As you can see, there is no need to keep the path as only the remaining length matters.

---

@Prune's answer has better algorithm. Here it is implemented:

def calculate_paths(length):
    results = deque((1, 2, 4), maxlen=3)
    if length <= 3:
        return results[length-1]

    for i in range(3, length):
        results.append(sum(results))

    return results.pop()

Eliminating recursion also causes less frames to be used, and doesn't stop with max recursion.

Answer 2

Most important, realize that you don't have to determine those sequences: you need only to count them. For instance, there's only one way to finish from step N-1: hop 1 step. From N-2, there are two ways: hop both steps at once, or hop 1 step and finish from there. Our "ways to finish" list now looks like this, working backwards:

way = [1, 2, ...]

Now, watch what happens with step N-3. We finally have 3 choices:

1. Hop 1 step and have 2 ways to finish
2. Hop 2 steps and have 1 way to finish
3. Hop 3 steps and be done.

That's a total of 2+1+1, or 4 ways to finish.

That initializes our algorithm. Now for the recurrence relationship. The initial list looks like this:

way = [1, 2, 4, ...]

From here on, we can't make a single hop to the top. Instead, we have to depend on the three steps above us. Our choices from step N-J are:

1. Hop 1 step and have way[J-1] ways to finish
2. Hop 2 steps and have way[J-2] ways to finish
3. Hop 3 steps and have way[J-3] ways to finish

Thus, for all j >= 3:

way[j] = way[j-1] + way[j-2] + way[j-3]

This gives you the solution in O(N) time.

Answer 3

In your function __calculatePaths, you have to set paths = 0, before the for loop. Otherwise it is add the values to the global instance of paths and that's why you are getting wrong answer.

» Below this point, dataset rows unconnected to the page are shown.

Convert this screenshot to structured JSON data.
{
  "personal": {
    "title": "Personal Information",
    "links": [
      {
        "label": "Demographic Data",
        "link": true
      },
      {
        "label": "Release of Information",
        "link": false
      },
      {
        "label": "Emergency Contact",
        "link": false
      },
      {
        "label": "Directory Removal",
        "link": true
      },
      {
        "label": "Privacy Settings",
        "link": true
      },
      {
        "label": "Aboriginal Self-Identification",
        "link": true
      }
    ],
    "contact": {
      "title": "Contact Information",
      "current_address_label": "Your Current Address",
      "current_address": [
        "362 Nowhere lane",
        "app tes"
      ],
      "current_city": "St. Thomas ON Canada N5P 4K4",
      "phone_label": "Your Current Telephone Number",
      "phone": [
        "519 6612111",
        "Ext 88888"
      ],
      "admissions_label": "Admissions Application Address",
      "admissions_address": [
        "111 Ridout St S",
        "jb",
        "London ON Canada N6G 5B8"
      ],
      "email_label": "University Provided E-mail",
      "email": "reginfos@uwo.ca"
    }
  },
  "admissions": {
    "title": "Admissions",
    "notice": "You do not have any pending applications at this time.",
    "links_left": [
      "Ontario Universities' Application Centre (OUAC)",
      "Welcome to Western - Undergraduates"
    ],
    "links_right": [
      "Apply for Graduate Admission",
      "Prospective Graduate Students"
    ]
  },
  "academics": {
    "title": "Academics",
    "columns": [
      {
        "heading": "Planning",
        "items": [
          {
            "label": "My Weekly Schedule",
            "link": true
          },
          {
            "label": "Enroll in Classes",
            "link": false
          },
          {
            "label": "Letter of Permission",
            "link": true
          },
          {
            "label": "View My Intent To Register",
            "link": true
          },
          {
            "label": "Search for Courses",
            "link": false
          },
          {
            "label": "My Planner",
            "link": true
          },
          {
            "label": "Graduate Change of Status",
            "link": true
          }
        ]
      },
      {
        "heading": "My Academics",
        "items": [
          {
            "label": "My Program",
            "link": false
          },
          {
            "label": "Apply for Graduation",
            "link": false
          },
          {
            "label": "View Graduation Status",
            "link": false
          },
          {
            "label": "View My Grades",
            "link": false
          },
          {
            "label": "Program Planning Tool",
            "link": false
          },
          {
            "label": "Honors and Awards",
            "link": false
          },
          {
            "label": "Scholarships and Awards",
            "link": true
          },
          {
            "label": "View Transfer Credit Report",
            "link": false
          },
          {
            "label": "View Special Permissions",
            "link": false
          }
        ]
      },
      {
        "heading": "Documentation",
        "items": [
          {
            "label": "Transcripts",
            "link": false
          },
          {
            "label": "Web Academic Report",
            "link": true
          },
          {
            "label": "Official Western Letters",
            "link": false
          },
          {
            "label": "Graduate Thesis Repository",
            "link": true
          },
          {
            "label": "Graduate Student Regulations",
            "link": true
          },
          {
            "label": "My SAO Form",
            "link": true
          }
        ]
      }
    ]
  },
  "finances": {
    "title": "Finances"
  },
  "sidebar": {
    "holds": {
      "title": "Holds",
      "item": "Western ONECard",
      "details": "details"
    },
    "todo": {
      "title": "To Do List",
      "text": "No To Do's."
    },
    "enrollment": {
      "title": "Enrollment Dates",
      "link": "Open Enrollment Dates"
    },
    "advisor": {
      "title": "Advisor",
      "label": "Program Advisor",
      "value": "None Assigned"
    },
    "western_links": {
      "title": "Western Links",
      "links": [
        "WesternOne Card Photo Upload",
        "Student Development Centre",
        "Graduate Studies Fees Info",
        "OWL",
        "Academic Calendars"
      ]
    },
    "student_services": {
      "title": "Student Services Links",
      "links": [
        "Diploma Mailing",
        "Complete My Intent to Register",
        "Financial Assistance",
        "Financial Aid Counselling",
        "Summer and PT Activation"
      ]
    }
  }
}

def __calculatePaths(currPathLength, paths, currSeries):
  if currPathLength == 0:
    print "successful series is", currSeries
    return 1
  elif currPathLength < 0: return 0
  paths = 0
  for i in range(1, 4):
    newSeries = list(currSeries)  # make new series to track steps
    newSeries.append(i)
    paths += __calculatePaths(currPathLength - i, paths, newSeries)
  return paths

def calculatePaths(pathLength):
  paths = __calculatePaths(pathLength, 0, [])
  return paths

if __name__ == '__main__':
    calculatePaths(3)

You can get the number of ways in much efficient manner. By using Dynamic Programming in O(N). And even more efficiently using matrix exponentiation O(logN).